Figure 3. Analysis of Timp3 and Rprm silencing in cultured mouse mammary tumor cell lines.

A Indicated mouse mammary tumor lines were either treated or not with a combination of 5-azadC and TSA. Subsequently, total RNA was harvested, cDNA synthesis performed, and PCR reactions conducted using primers specific for the Timp3 (top) or Rprm (middle) genes. Also, PCR reactions using primers specific for the Gapdh gene (bottom) were conducted to assure equivalent RNA abundance in each reaction. B. MSP primers were designed specific to the mouse Timp3 (top) and Rprm (bottom) genes.
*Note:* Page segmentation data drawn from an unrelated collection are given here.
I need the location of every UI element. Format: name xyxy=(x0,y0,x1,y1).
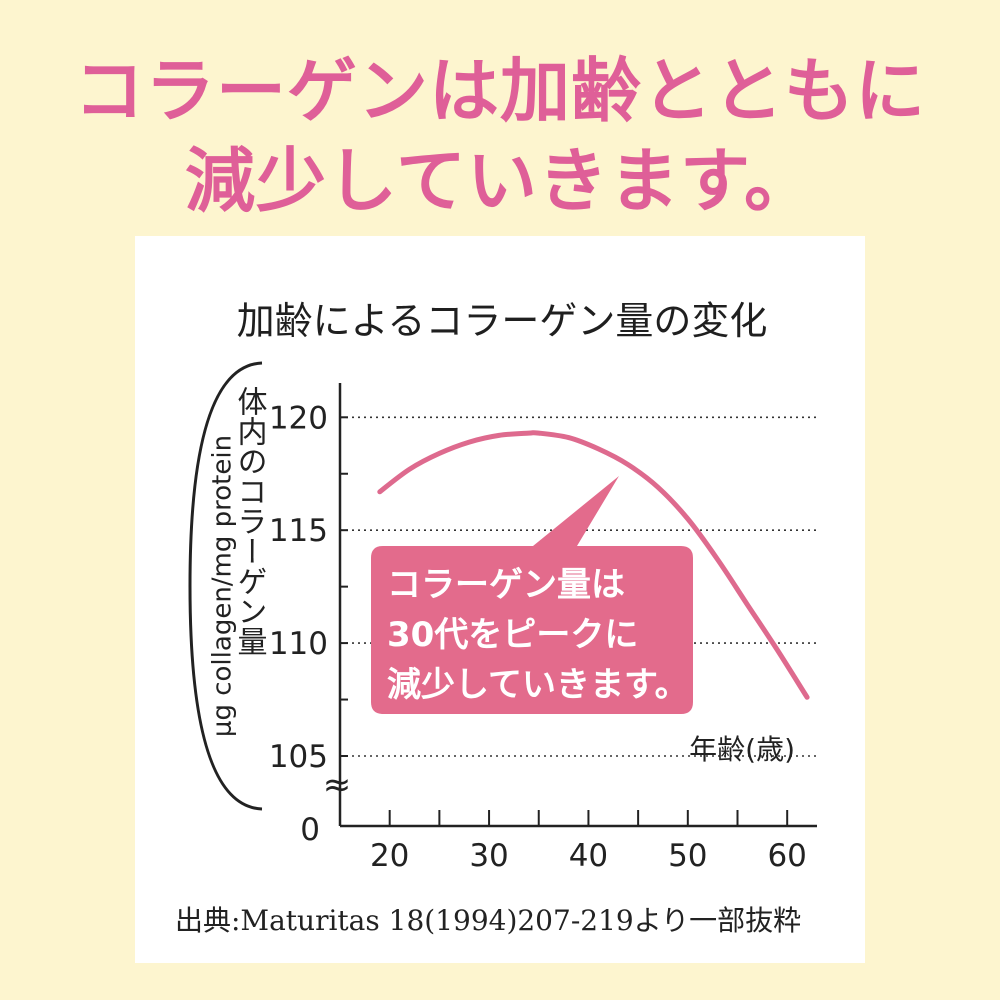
x-ticks: 20 30 40 50 60 xyxy=(370,810,807,874)
callout-line-3: 減少していきます。 xyxy=(387,665,689,705)
x-tick-label: 30 xyxy=(469,838,508,874)
x-axis-label: 年齢(歳) xyxy=(689,733,795,766)
callout-line-1: コラーゲン量は xyxy=(387,565,625,605)
x-tick-label: 20 xyxy=(370,838,409,874)
ylabel-paren xyxy=(188,361,263,811)
y-ticks: 120 115 110 105 xyxy=(269,400,348,775)
axis-break-symbol: ≈ xyxy=(323,765,352,805)
y-tick-label: 110 xyxy=(269,626,328,662)
y-tick-zero: 0 xyxy=(300,812,320,848)
source-citation: 出典:Maturitas 18(1994)207-219より一部抜粋 xyxy=(175,904,801,937)
collagen-chart: 加齢によるコラーゲン量の変化 μg collagen/mg protein 体内… xyxy=(175,299,817,937)
y-tick-label: 120 xyxy=(269,400,328,436)
y-tick-label: 115 xyxy=(269,513,328,549)
chart-panel: 加齢によるコラーゲン量の変化 μg collagen/mg protein 体内… xyxy=(135,236,865,963)
collagen-curve xyxy=(377,430,810,700)
x-tick-label: 60 xyxy=(767,838,806,874)
y-axis-label: 体内のコラーゲン量 xyxy=(232,386,268,656)
chart-title: 加齢によるコラーゲン量の変化 xyxy=(237,299,768,343)
y-tick-label: 105 xyxy=(269,739,328,775)
callout-line-2: 30代をピークに xyxy=(387,615,638,655)
x-tick-label: 40 xyxy=(569,838,608,874)
callout-box xyxy=(371,476,693,714)
headline-line-1: コラーゲンは加齢とともに xyxy=(74,49,926,132)
headline-line-2: 減少していきます。 xyxy=(185,139,815,222)
y-axis-label-unit: μg collagen/mg protein xyxy=(208,435,238,737)
x-tick-label: 50 xyxy=(668,838,707,874)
Primers designed to amplify methylated (M) or unmethylated (U) regions of the CpG island associated with each gene were tested in PCR reactions using mouse genomic DNA either incubated in the presence or absence of SssI methylase prior to bisulfite conversion. C. Genomic DNA harvested from mouse mammary tumor lines EMT6, 410.4, 410, LM3, LM2, NeuT, D2F2, 66.1, 4T1, D1K2 were bisulfite converted and used in MSP reactions with methylated-specific (M) or unmethylated-specific (U) primers. D. Pyrosequencing analysis was conducted on the Timp3 gene using bisulfite-modified genomic DNA from EMT6 and LM3 tumor lines, and mouse genomic DNA as a control. Shown are obtained pyrograms, measured methylation at CpG dinucleotides within the gene region analyzed, and the average CpG methylation within this region of the Timp3 gene. E. Pyrosequencing analysis of the Rprm gene was conducted on EMT6 and LM3 lines and mouse genomic DNA as outlined in D.